El resto de la historia la conocen -espero-: el periodista en cuestión no era español sino holandés. Las redes sociales dieron pronto con él, y el tipo hizo declaraciones a varios medios (incluyendo a EL ESPAÑOL) explicando lo sucedido. Pese a lo cual, tuits como el del secretario general de Podemos -participando de la andanada contra “la caverna” y haciendo propio el “bueno, pues molt bé, pues adiós”- siguen colgados, rezumando retuits y me gusta, y sin que quien lo difundió se hiciera eco posteriormente del importante dato que permitiría calibrar lo sucedido en aquella rueda de prensa. Al final, la historia del periodista mesetario que planta al heroico policía porque este le habla en catalán encajaba demasiado bien en lo que los nacionalistas y sus compañeros de viaje querían creer.

En cuanto a la estrategia de desprestigiar a medios incómodos, ha sido fácil detectarla estos días a propósito del aviso de la inteligencia estadounidense a los Mossos acerca de un posible atentado en Las Ramblas. Ante las informaciones de El Periódico, el presidente del gobierno autonómico y su consejero de Interior no solo dijeron inicialmente que aquello era falso, sino que además han aseverado repetidamente que su publicación responde a un deseo de “desprestigiar” a los Mossos y “confundir a los ciudadanos”. El jefe de los Mossos incluso ha cuestionado públicamente los motivos del director de El Periódico, dando a entender que obedecen a turbios intereses españolistas.

Lo más peculiar es que los responsables de esta andanada tenían una respuesta perfectamente racional a mano: algo del estilo de “es cierto que hubo un aviso, pero no pasó los mecanismos que hemos establecido para filtrar qué avisos son creíbles y cuáles no; no parece que aquella información estuviera relacionada con el atentado del 17-A, con lo cual no creemos que se produjera un error por nuestra parte, aunque por supuesto revisaremos una vez más nuestros protocolos”. ¿Quién habría reprochado una respuesta así? Pero no parece que lo prioritario sea dar una respuesta a las inquietudes de la opinión pública, sino más bien crear un precedente: en el futuro, no se crean ustedes informaciones que sugieran que los Mossos no son la fuerza perfecta e inmarcesible que puede proteger un Estado propio.
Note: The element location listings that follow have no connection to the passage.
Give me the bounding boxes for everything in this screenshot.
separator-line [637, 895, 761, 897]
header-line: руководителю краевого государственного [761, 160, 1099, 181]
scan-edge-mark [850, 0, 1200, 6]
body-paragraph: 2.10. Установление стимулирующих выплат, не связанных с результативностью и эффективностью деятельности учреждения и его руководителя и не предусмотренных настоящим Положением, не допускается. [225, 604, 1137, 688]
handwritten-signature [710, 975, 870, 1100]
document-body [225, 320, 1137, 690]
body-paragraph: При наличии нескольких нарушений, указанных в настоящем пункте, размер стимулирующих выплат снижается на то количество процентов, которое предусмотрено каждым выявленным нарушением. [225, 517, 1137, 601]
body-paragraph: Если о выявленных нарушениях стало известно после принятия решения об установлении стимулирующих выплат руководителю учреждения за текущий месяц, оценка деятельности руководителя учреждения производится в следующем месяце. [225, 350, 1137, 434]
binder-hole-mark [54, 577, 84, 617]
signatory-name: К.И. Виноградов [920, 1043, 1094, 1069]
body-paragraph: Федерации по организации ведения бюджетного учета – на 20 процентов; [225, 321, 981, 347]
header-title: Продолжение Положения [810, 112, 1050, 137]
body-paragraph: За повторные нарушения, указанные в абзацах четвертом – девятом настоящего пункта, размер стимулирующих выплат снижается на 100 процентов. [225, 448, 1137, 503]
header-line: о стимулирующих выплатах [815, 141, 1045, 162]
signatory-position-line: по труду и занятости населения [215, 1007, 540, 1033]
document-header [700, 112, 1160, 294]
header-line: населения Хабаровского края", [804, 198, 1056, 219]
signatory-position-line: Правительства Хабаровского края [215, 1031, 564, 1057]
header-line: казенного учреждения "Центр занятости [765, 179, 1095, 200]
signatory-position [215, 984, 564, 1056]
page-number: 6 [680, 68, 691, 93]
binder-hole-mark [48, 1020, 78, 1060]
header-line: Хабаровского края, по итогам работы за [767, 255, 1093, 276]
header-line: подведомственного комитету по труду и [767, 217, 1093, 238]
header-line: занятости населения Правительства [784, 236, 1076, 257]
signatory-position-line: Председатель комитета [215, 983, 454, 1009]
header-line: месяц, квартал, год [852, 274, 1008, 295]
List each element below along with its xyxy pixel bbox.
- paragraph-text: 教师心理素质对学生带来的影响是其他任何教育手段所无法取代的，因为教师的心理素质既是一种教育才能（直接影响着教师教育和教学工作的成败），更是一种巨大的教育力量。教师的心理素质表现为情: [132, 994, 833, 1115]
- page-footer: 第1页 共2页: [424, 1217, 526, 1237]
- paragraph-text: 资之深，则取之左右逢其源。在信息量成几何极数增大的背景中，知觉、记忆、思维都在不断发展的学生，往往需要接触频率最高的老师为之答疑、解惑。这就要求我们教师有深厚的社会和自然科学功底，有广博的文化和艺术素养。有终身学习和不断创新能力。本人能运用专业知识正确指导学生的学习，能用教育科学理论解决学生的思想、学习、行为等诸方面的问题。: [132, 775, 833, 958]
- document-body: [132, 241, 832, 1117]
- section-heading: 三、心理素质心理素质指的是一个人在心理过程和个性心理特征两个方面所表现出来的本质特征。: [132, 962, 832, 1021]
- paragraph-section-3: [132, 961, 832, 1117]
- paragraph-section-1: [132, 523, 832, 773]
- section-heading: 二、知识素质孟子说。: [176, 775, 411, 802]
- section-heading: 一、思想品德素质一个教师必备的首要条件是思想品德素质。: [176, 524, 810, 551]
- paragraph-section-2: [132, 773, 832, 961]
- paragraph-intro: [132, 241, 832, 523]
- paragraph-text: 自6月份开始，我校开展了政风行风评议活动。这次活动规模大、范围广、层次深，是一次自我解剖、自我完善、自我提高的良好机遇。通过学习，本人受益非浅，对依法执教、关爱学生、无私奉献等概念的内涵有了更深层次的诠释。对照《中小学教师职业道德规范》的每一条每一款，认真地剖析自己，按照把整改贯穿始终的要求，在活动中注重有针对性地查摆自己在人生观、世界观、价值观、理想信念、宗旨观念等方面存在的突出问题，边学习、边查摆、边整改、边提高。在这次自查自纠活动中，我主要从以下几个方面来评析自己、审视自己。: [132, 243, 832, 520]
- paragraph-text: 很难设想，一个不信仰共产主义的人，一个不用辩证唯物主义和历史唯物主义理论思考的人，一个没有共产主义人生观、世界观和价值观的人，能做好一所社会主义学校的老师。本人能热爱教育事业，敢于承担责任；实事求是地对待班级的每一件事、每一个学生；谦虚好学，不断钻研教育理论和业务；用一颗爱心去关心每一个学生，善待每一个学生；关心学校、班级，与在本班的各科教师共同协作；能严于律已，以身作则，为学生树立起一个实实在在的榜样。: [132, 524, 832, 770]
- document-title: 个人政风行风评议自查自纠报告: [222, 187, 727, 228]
Eso son fake news.

Así que ahí lo tienen: los mecanismos de la posverdad hacen acto de presencia en España. Siempre podríamos decir que, en realidad, todo esto no es más que la predecible dinámica que se establece cuando los proyectos nacionalistas -con su acostumbrado recurso al tribalismo- monopolizan el debate público. Muchos verán también los ataques a la prensa del Govern y del jefe de los Mossos como la clásica lucha entre los políticos y los medios de comunicación que difunden informaciones dañinas a sus intereses. Pero, en cualquier caso, si lo que quieren es posverdad, aquí la tienen.

Quizá ahora podamos poner el grito en el cielo.